Observatório da Educação: estudo recém lançado aponta principais desafios educacionais em Campinas

Foto: Ricardo Lima

Redução do analfabetismo funcional, diminuição do déficit na Educação Infantil e melhora da qualidade do ensino, principalmente no Ensino Fundamental e Médio, são alguns desafios, de acordo com o estudo “Dados sobre a educação de Campinas – Um panorama social, econômico e educacional”

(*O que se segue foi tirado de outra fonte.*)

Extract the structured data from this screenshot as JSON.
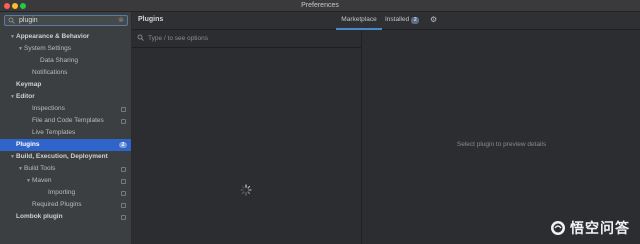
{
  "window": {
    "title": "Preferences"
  },
  "sidebar": {
    "search_value": "plugin",
    "items": [
      {
        "label": "Appearance & Behavior",
        "arrow": "▼",
        "indent": 0,
        "bold": true,
        "copy": false,
        "badge": ""
      },
      {
        "label": "System Settings",
        "arrow": "▼",
        "indent": 1,
        "bold": false,
        "copy": false,
        "badge": ""
      },
      {
        "label": "Data Sharing",
        "arrow": "",
        "indent": 3,
        "bold": false,
        "copy": false,
        "badge": ""
      },
      {
        "label": "Notifications",
        "arrow": "",
        "indent": 2,
        "bold": false,
        "copy": false,
        "badge": ""
      },
      {
        "label": "Keymap",
        "arrow": "",
        "indent": 0,
        "bold": true,
        "copy": false,
        "badge": ""
      },
      {
        "label": "Editor",
        "arrow": "▼",
        "indent": 0,
        "bold": true,
        "copy": false,
        "badge": ""
      },
      {
        "label": "Inspections",
        "arrow": "",
        "indent": 2,
        "bold": false,
        "copy": true,
        "badge": ""
      },
      {
        "label": "File and Code Templates",
        "arrow": "",
        "indent": 2,
        "bold": false,
        "copy": true,
        "badge": ""
      },
      {
        "label": "Live Templates",
        "arrow": "",
        "indent": 2,
        "bold": false,
        "copy": false,
        "badge": ""
      },
      {
        "label": "Plugins",
        "arrow": "",
        "indent": 0,
        "bold": true,
        "copy": false,
        "badge": "2",
        "selected": true
      },
      {
        "label": "Build, Execution, Deployment",
        "arrow": "▼",
        "indent": 0,
        "bold": true,
        "copy": false,
        "badge": ""
      },
      {
        "label": "Build Tools",
        "arrow": "▼",
        "indent": 1,
        "bold": false,
        "copy": true,
        "badge": ""
      },
      {
        "label": "Maven",
        "arrow": "▼",
        "indent": 2,
        "bold": false,
        "copy": true,
        "badge": ""
      },
      {
        "label": "Importing",
        "arrow": "",
        "indent": 4,
        "bold": false,
        "copy": true,
        "badge": ""
      },
      {
        "label": "Required Plugins",
        "arrow": "",
        "indent": 2,
        "bold": false,
        "copy": true,
        "badge": ""
      },
      {
        "label": "Lombok plugin",
        "arrow": "",
        "indent": 0,
        "bold": true,
        "copy": true,
        "badge": ""
      }
    ]
  },
  "main": {
    "title": "Plugins",
    "tabs": {
      "marketplace": "Marketplace",
      "installed": "Installed",
      "installed_count": "2"
    },
    "search_placeholder": "Type / to see options",
    "detail_placeholder": "Select plugin to preview details"
  },
  "watermark": {
    "text": "悟空问答"
  },
  "colors": {
    "selection": "#2f65ca",
    "tab_underline": "#4a88c7",
    "background": "#2b2d30",
    "sidebar": "#3c3f41"
  }
}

Reduzir o analfabetismo funcional, que é de cerca de 30% entre a população de 15 a 64 anos, diminuir o déficit de vagas na Educação Infantil, para crianças de zero a três anos, e melhorar a qualidade da educação no Ensino Fundamental e Ensino Médio. Estes são alguns dos grandes desafios educacionais em Campinas, de acordo com o estudo “Dados sobre a educação de Campinas – Um panorama social, econômico e educacional”, divulgado na manhã desta quinta-feira, 30 de julho, durante mais um Encontro Mensal do Compromisso Campinas pela Educação (CCE). O evento foi realizado no auditório da Fundação FEAC e também marcou o lançamento local do relatório “De Olho nas Metas 2013-14”, assinado pelo movimento nacional Todos Pela Educação.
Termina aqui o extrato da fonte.